Category Theory
Zulip Server
Archive

You're reading the public-facing archive of the Category Theory Zulip server.
To join the server you need an invite. Anybody can get an invite by contacting Matteo Capucci at name dot surname at gmail dot com.
For all things related to this archive refer to the same person.

Stream: practice: terminology & notation

Topic: Name for this kind of graph homomorphism?

Mike Stay (Apr 04 2024 at 17:41):

Let $G[v]$ be the subgraph of the directed graph $G$ reachable from the vertex $v$. What do you call a graph homomorphism $f:G \to H$ where
$G[v_1] \cong G[v_2] \Rightarrow H[f(v_1)] \cong H[f(v_2)]$?
"Subgraph-isomorphism-preserving" is a bit of a mouthful.

Matteo Capucci (he/him) (Apr 05 2024 at 07:02):

Is this some kind of locality property?

Mike Stay (Apr 08 2024 at 15:17):

The graphs I'm interested in have structural-equivalence-classes of terms of a process calculus as vertices and context-labeled transitions as directed edges. Induced subgraph isomorphism is essentially bisimilarity. Graph homomorphisms that preserve bisimilarity are a useful notion of morphism from one language into another that is semantic rather than syntactic. Compilation is an epi, abstract interpretation is a mono.

Chris Grossack (they/them) (Apr 08 2024 at 15:41):

Is there a reason to not call it "bisimilarity-preserving"? If $v_1$ and $v_2$ are bisimilar in $G$, then $f v_1$ and $f v_2$ should be bisimilar in $H$.

Mike Stay (Apr 08 2024 at 16:39):

That's fair. I just wondered if there was a pre-existing name for it.
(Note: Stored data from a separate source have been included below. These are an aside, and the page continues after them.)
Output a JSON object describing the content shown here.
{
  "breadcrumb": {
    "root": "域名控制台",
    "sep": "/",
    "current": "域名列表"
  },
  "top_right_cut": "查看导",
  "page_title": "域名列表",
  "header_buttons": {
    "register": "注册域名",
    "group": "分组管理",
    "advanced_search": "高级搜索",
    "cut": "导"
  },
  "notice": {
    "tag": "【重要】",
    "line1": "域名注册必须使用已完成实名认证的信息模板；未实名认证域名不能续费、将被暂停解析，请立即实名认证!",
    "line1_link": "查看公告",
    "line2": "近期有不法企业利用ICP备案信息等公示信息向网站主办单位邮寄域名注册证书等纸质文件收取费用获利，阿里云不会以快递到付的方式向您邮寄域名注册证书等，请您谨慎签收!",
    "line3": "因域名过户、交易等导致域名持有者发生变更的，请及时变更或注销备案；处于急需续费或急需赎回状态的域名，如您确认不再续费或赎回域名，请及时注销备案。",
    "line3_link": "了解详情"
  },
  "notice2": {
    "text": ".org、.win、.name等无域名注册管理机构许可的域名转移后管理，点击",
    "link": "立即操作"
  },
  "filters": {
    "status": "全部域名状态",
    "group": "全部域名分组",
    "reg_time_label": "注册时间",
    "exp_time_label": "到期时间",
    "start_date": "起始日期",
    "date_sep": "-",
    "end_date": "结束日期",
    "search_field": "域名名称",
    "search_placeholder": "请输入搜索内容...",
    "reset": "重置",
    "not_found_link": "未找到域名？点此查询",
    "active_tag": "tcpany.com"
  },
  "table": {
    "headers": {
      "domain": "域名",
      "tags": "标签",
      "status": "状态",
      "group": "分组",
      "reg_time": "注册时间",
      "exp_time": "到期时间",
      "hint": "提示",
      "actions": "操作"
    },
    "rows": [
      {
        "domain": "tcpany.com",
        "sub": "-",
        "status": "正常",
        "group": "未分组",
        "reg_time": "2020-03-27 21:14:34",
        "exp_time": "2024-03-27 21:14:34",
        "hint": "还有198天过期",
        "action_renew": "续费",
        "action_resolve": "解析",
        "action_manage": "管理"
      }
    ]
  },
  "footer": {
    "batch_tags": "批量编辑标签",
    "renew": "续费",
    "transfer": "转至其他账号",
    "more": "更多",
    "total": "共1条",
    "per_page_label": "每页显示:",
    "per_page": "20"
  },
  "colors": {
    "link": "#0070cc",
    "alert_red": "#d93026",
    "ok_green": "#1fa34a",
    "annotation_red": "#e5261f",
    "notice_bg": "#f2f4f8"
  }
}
Eric M Downes (May 23 2024 at 12:46):

It sounds like the map on subgraphs is the left adjoint of a localic morphism in the [[specialization topology]] (aka Alexandrov topology; upper sets are open); "bisimilarity-preserving" sure is hard to beat but maybe check with the Stone-spaces folks, seems intimately related.